Shearer, rallying in his bathrobe—it was 2.30am for him in London—recalled his last time “It was when we recorded a commentary track in character for a DVD release… and it turns out they give awards for that sort of thing, so the only honor the movie’s ever gotten was for that commentary track.”
As for any scenes they weren’t particularly fond of? “The only scene I’ve ever hated in the film isn’t in the film per se. When Arty Fufkin comes to rouse us, he is supposed to be there to get us to a radio interview at 7 am, and we did shoot that radio station bit, and the guy who was the DJ just didn’t nail it and it was a painful experience because everyone else in the cast was doing one home run after another.” Later, when questions were thrown over to the floor, one wily questioner asked who played the DJ, “No, no” was the curt answer.

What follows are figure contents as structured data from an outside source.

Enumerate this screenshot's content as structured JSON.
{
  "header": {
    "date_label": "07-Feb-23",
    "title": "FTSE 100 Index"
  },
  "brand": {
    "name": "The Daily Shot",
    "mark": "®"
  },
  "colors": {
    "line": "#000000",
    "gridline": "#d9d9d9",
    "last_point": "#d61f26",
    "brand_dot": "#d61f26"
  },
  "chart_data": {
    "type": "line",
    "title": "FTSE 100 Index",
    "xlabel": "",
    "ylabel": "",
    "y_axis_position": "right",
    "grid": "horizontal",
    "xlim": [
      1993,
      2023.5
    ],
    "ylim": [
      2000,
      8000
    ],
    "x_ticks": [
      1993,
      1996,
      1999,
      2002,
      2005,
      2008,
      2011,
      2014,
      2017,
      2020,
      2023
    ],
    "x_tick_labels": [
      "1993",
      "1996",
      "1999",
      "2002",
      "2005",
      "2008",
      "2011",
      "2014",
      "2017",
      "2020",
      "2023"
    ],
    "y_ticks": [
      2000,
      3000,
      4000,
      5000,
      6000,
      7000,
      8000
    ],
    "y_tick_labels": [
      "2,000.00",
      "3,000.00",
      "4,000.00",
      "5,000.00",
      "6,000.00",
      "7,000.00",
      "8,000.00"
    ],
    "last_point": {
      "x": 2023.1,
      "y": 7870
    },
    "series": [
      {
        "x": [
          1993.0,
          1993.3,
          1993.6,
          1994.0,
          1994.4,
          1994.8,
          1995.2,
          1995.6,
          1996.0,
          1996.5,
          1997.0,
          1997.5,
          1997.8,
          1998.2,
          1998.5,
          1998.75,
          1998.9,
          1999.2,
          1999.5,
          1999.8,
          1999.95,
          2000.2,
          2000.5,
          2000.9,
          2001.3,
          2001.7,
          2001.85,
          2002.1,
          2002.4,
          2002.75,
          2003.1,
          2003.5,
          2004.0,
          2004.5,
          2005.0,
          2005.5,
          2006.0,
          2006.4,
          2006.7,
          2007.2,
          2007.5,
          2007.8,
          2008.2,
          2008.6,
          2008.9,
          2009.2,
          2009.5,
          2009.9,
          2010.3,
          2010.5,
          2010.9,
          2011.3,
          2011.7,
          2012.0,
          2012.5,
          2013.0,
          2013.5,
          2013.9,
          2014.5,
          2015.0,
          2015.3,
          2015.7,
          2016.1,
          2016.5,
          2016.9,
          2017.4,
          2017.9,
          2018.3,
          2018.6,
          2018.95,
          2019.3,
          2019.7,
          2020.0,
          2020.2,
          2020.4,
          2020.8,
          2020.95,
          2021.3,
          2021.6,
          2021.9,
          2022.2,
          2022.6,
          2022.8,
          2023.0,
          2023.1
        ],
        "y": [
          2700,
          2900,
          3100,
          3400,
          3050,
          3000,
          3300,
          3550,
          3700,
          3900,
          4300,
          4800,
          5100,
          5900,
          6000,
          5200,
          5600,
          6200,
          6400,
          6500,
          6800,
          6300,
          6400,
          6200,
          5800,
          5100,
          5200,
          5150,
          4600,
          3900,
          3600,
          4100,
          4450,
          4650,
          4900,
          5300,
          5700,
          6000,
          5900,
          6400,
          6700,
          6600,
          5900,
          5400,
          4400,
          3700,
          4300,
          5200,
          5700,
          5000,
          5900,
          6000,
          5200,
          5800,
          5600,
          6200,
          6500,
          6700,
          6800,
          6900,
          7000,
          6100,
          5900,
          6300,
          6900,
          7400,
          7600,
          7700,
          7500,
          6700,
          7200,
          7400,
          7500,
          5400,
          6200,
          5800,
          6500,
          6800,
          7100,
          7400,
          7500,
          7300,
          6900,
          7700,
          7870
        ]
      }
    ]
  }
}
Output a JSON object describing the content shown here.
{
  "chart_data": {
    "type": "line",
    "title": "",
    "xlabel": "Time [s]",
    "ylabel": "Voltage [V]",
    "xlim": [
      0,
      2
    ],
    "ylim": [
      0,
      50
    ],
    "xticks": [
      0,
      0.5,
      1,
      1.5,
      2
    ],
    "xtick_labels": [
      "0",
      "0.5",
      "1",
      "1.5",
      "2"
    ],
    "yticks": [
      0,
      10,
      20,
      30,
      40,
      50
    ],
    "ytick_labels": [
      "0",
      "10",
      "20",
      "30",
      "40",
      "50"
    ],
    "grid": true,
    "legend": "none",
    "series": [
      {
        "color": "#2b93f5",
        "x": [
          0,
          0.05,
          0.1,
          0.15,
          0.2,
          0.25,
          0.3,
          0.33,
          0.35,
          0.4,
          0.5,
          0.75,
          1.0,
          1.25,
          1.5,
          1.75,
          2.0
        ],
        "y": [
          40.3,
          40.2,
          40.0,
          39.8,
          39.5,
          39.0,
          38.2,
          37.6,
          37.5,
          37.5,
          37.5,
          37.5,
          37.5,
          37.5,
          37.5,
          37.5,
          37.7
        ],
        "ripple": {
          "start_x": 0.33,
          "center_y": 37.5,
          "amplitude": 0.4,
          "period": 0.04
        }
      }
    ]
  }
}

Shearer said the band was English because “It seemed to me a lot of the American bands were more stripped down and didn’t have the level of pretension the English bands had”
The reaction of real bands has been fascinating, he also recounted. “There were people [band members] who were deeply depressed, because it seemed real, which it was” said Shearer. Guest recalled, “The last instance of somebody getting pissed off was Liam Gallagher, who walked out of the film. Sorry.”
When the lights came up, a good number of elementary school kids—with very cool parents—became evident.
11-year-old Patrick Thomas, liked the movie, with his favorite part being “when the singer and guitarist fought.” Although, as an aspiring drummer, his nights may from now on be filled with nightmares of spontaneously combusting.
Asked if his mom forced him along, another attendee, the young William Hastings said, “No, I wanted to come! It’s just really funny, my favorite moment is Stonehenge.”
A whole new generation, it seems, is lined up to keep up the legacy of zealously quoting the film, and The Observer thinks that’s not such a bad thing.